Rant #2 : Cloud is sexy?
Let’s not kid ourselves, abstraction is sexy. It gives us the ability to bypass the gory, syntactic details and have semi intelligent conversations about things we probably understand less than 50%. That’s ok, because I think that is indication of why technology has become so main stream because at the end of the day when technology “just works” (as Steve Jobs says) we all win. As a Tech Exec, I’m constantly awed by the rapid paradigm shifts that occur with technology adoption and trends. Let’s just start here, between 2010 and today Cloud adoption has increased by over 500% across all Fortune 500 companies (public, hybrid, native). The main driver for this adoption is the expectation of a reduction of capital expenditures for IT over the long term and cloud is the silver bullet. Again, abstract and this is great in the abstract but I ask the question how does it truly drive down capital expenditures? TBD.
Rant #3 : The Manufacturing Mindset of IT
For the last decade at most large companies, IT has been a modeled itself after a “manufacturing” function within organizations. Business spits out business requirements, IT provides estimates, swags, T-shirt sizes, etc and then stands up a project. The business requirements go through the cycle of design, development, test and release.

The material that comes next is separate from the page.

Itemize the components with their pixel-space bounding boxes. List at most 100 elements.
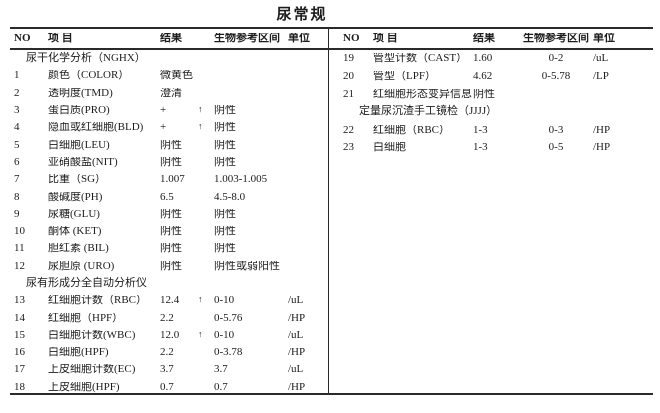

Wash rinse and repeat. Metrics are created to monitor execution (defects, productivity, budget spend/burn and time to market) and once the requirements are signed off and the features are released to production the teams celebrate with all you can eat meat buffets and the heroics, long nights and many pizza’s are part of the culture. All of this is fine, however there is one thing that is missing from all of this and the consequences of this has huge implications. Accountability of the product, features and management of these virtual features after they are delivered and the project teams are disbanded. This model churns out widgets, which is what IT organizations are charged to do, however after so many years of growing appetites for digital, disconnected product strategies, customers end up with feature bloat and products that are sub par and have no mechanism of have a true feedback loop to make them better. This is the past, things are changing and I’m extremely optimistic about the future.
Part 3: If I’m a business executive, why do I really care? What’s the value?
Outside of all the abstraction and coalescence around this trendy technology jargon, if I’m a CEO of a company I have to ask the question … So what? Why do I care and what do my customers get out of all of this. The “Holy Grail” of IT has mostly come down to three themes : Better, Faster, Cheaper. Many opinions and experiments to try and balance these three out. Also, many dollars and organizational transformations have gone into putting companies in the best position to capitalize on new ways of working. Think of it like this. Create amazingly new, highly engaging digital features and products, make the cycle item to get those into the hands of customers faster and while your at it drive down costs. This is the edict and the expectation when CIO’s ask for increases in capital expenditure for IT. Not to mention there is a growing appetite for digital capabilities driven by traditional product line leaders. Small start-ups and fintech companies are putting tremendous amount of pressure on the larger more established institutions and have helped CEO’s of these fortune 500 companies come to the realization that deep pockets for IT investment doesn’t always provide the expected value they seek unless their organizations have the accommodating enterprise agility to move fast in a market that will absolutely not wait on you. That’s why they should care.
Part 4: Embracing the idea of a technology driven mindset (Skating to where the hockey puck is going)
Wayne Gretzky once said, he doesn’t go where the hockey puck is, but rather where the hockey puck is going. As business leaders, customers expectations have changed. We no longer have the same cost/benefit structures to drive our decision making. When we wake up and read our FlipBoard or whatever blog, articles we see that technology is eating the world we live it. So even though you may have a profitable company and a “kush” market position right now, business leaders need to be proactive in defining and fostering a technology mindset throughout their organization in all corners, nooks and crannies.